Inflation rate

Inflation reduces the value of money through increases in the general price level in an economy. The most common way to measure the inflation rate is through changes in the Consumer Price Index (CPI). The CPI measures the average price of a basket of consumer goods and services that reflects household consumption.

In the 1970s, inflation rates increased rapidly throughout the global economy, mainly due to the oil crisis. However, as the majority of the OECD members adopted a restrained monetary policy in the 1980s, the international inflation rate was checked and began to decrease. Since then, inflation rates have been low throughout the global economy.

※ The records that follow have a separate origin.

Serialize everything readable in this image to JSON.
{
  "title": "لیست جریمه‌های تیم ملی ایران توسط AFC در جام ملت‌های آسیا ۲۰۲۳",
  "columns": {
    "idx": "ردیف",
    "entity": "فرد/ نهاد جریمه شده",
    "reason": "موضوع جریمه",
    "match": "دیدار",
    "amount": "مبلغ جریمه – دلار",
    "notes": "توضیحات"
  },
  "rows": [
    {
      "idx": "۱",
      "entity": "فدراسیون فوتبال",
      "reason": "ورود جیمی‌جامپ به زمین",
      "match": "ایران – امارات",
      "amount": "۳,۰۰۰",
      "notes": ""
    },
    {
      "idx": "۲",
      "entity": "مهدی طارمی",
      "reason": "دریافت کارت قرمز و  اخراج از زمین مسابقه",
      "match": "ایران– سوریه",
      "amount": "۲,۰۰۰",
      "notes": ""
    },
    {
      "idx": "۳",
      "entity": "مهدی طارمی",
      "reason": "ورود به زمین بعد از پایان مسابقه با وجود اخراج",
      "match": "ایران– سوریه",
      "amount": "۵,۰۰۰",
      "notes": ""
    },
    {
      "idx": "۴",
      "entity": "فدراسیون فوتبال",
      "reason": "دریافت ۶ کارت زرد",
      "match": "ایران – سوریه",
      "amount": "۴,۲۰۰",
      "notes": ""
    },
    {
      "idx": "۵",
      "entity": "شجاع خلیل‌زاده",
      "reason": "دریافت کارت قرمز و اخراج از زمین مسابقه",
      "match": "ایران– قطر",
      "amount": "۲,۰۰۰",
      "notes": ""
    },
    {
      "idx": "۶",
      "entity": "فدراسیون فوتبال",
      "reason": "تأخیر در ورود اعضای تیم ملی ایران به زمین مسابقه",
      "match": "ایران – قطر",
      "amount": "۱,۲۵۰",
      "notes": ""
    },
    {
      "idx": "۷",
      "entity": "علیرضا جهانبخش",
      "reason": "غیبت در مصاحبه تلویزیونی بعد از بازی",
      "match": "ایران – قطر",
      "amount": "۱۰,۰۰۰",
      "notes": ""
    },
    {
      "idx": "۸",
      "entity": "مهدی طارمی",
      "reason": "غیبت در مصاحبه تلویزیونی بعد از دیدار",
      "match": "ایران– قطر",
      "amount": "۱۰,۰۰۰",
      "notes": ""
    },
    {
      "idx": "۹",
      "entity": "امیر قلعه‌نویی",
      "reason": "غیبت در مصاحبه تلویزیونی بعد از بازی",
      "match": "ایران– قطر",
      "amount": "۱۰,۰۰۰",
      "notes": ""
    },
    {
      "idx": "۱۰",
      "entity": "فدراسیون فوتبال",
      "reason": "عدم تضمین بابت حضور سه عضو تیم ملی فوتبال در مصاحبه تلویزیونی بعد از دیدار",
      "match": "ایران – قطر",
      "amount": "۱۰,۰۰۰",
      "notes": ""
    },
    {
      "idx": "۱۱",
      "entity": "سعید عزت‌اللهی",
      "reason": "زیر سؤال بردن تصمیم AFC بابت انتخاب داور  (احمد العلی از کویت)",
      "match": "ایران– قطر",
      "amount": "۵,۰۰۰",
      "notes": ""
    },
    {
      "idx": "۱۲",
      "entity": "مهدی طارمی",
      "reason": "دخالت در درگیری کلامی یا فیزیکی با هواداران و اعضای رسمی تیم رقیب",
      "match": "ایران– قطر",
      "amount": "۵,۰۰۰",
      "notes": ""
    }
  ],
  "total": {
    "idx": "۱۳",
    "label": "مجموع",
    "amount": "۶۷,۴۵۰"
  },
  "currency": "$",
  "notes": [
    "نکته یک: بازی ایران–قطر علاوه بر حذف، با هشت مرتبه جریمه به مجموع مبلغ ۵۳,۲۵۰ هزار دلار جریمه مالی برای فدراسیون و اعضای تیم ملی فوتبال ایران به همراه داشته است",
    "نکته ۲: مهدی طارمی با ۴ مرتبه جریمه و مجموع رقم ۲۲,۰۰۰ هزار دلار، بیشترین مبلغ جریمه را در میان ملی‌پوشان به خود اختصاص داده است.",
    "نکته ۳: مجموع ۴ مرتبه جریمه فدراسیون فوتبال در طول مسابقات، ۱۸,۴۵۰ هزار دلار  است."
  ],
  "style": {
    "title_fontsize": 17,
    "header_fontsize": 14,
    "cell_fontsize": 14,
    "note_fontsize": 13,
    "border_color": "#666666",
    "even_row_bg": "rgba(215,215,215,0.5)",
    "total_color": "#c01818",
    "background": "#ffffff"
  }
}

Sweden, however, saw another period of rapidly increasing inflation in the late 1980s. The reason behind this increase was a combination of a very expansive economic policy financed by large budget deficits, generous wage increases and repeated devaluations of the Swedish currency, the Krona. In the beginning of the 1990s, Sweden faced a severe economic crisis which saw the currency change from a fixed to a floating exchange rate, which also affected the inflation rate. To curb this development, Sweden changed its monetary policy to focus more on ensuring price stability. For example, the Swedish government tasked the Swedish Central Bank, the Riksbank, with keeping the inflation rate at approximately two per cent. As a result of these efforts, the inflation rate fell to record low levels.

The change in inflation policy and toughening international price competition have also contributed to historic low rates of inflation both in Sweden and in other countries since the beginning of the 1990s.